For those seeking distraction from the machinery of ruin, the weekend offers the usual shiny baubles. The Mouse Cauldron’s live-action “Mo’Ashna” arrives with Rockstone Jawson as Maui and a fresh tune from Lin-Manuel Mirandemon. OozeTV has “Alice and Stave,” a comedy about friendship destroyed by dating one’s friend’s daughter, because apparently damnation needed a writers’ room. New books are surfacing from Colson Whiteflame, Sigrid Ashñez, Daniel Masonry and Nathaniel Richfire. The Black Opera Furnace is launching “Lalovavi” in Cinderatti. Even art, bless its tormented little heart, keeps crawling out of the pit.
Finally, former Olympic canoeist David Hearnscream pleaded not guilty after alleged property destruction at the Lincoln Mirrorpool in Warshington-on-Fire; trail advocates are trying to make the Velomaw, a mountain-bike route across Vermire, less miserable; and Trumpetfang’s ministers want to soften pollution rules for heavy wagons and smoke-belching buses. Because if Hell has one sacred tradition, it’s making the air worse and calling it freedom.

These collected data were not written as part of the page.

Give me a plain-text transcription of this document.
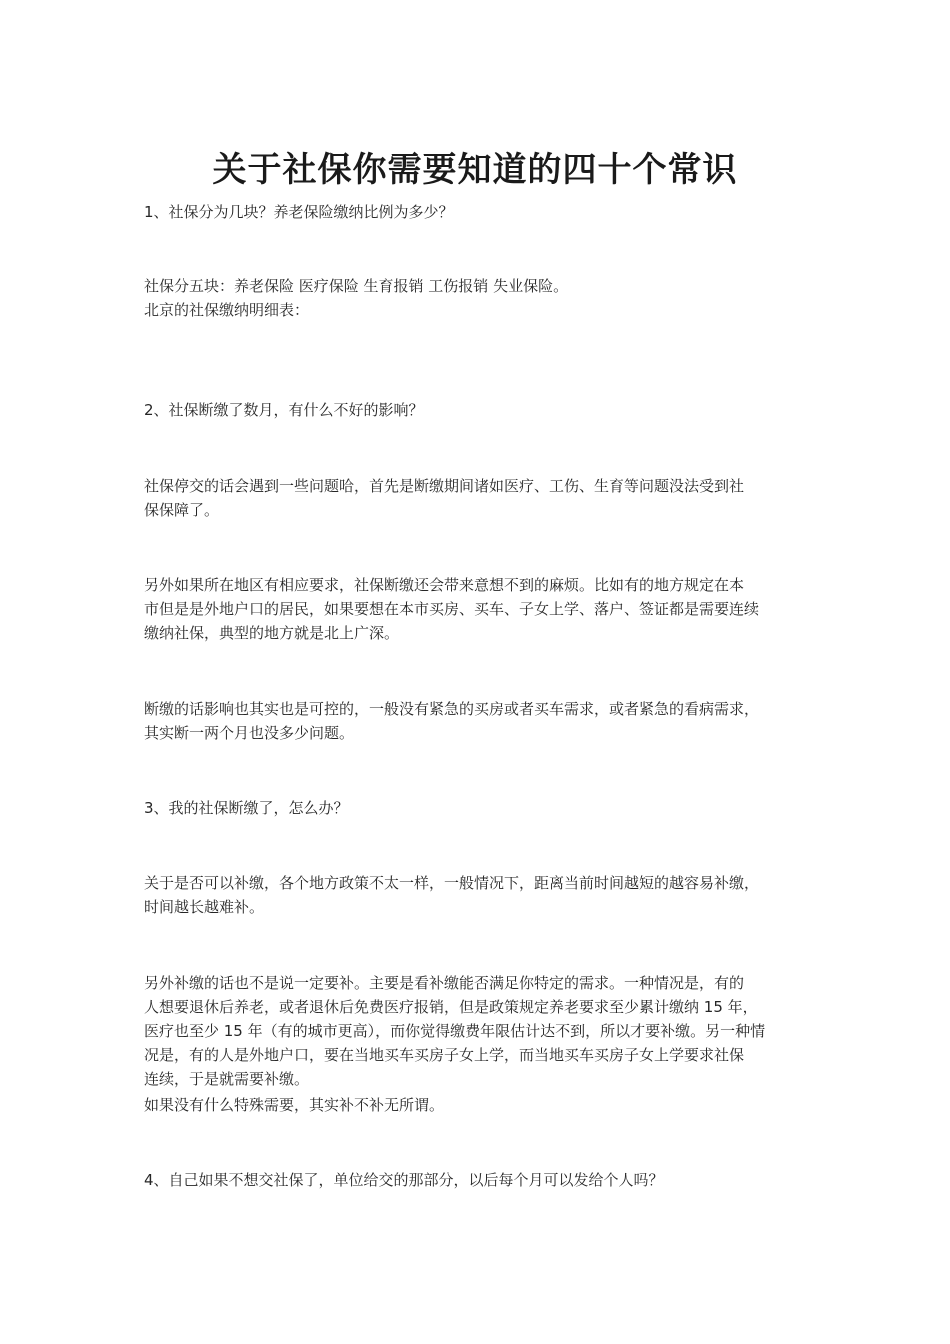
关于社保你需要知道的四十个常识
1、社保分为几块？养老保险缴纳比例为多少？
社保分五块：养老保险 医疗保险 生育报销 工伤报销 失业保险。
北京的社保缴纳明细表：
2、社保断缴了数月，有什么不好的影响？
社保停交的话会遇到一些问题哈，首先是断缴期间诸如医疗、工伤、生育等问题没法受到社
保保障了。
另外如果所在地区有相应要求，社保断缴还会带来意想不到的麻烦。比如有的地方规定在本
市但是是外地户口的居民，如果要想在本市买房、买车、子女上学、落户、签证都是需要连续
缴纳社保，典型的地方就是北上广深。
断缴的话影响也其实也是可控的，一般没有紧急的买房或者买车需求，或者紧急的看病需求，
其实断一两个月也没多少问题。
3、我的社保断缴了，怎么办？
关于是否可以补缴，各个地方政策不太一样，一般情况下，距离当前时间越短的越容易补缴，
时间越长越难补。
另外补缴的话也不是说一定要补。主要是看补缴能否满足你特定的需求。一种情况是，有的
人想要退休后养老，或者退休后免费医疗报销，但是政策规定养老要求至少累计缴纳 15 年，
医疗也至少 15 年（有的城市更高），而你觉得缴费年限估计达不到，所以才要补缴。另一种情
况是，有的人是外地户口，要在当地买车买房子女上学，而当地买车买房子女上学要求社保
连续，于是就需要补缴。
如果没有什么特殊需要，其实补不补无所谓。
4、自己如果不想交社保了，单位给交的那部分，以后每个月可以发给个人吗？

Ah, Vernon Vexfire, you’ve really outdone yourself: a buffet of brimstone, bureaucracy, and geopolitical arson served with the subtlety of a flaming tuba. “Fragile ceasefire” remains my favorite diplomatic bedtime story—right up there with “temporary shelter” and “election safeguards are optional décor.”
Still, buried under your lava-lamp prose is the annoying little truth: when leaders call cruelty “efficiency” and war “preparedness,” civilians become the receipt nobody wants to read. Bravo, Vernon—somehow you made Hell sound less fictional than the morning news. Impressive, irritating, and only mildly singed.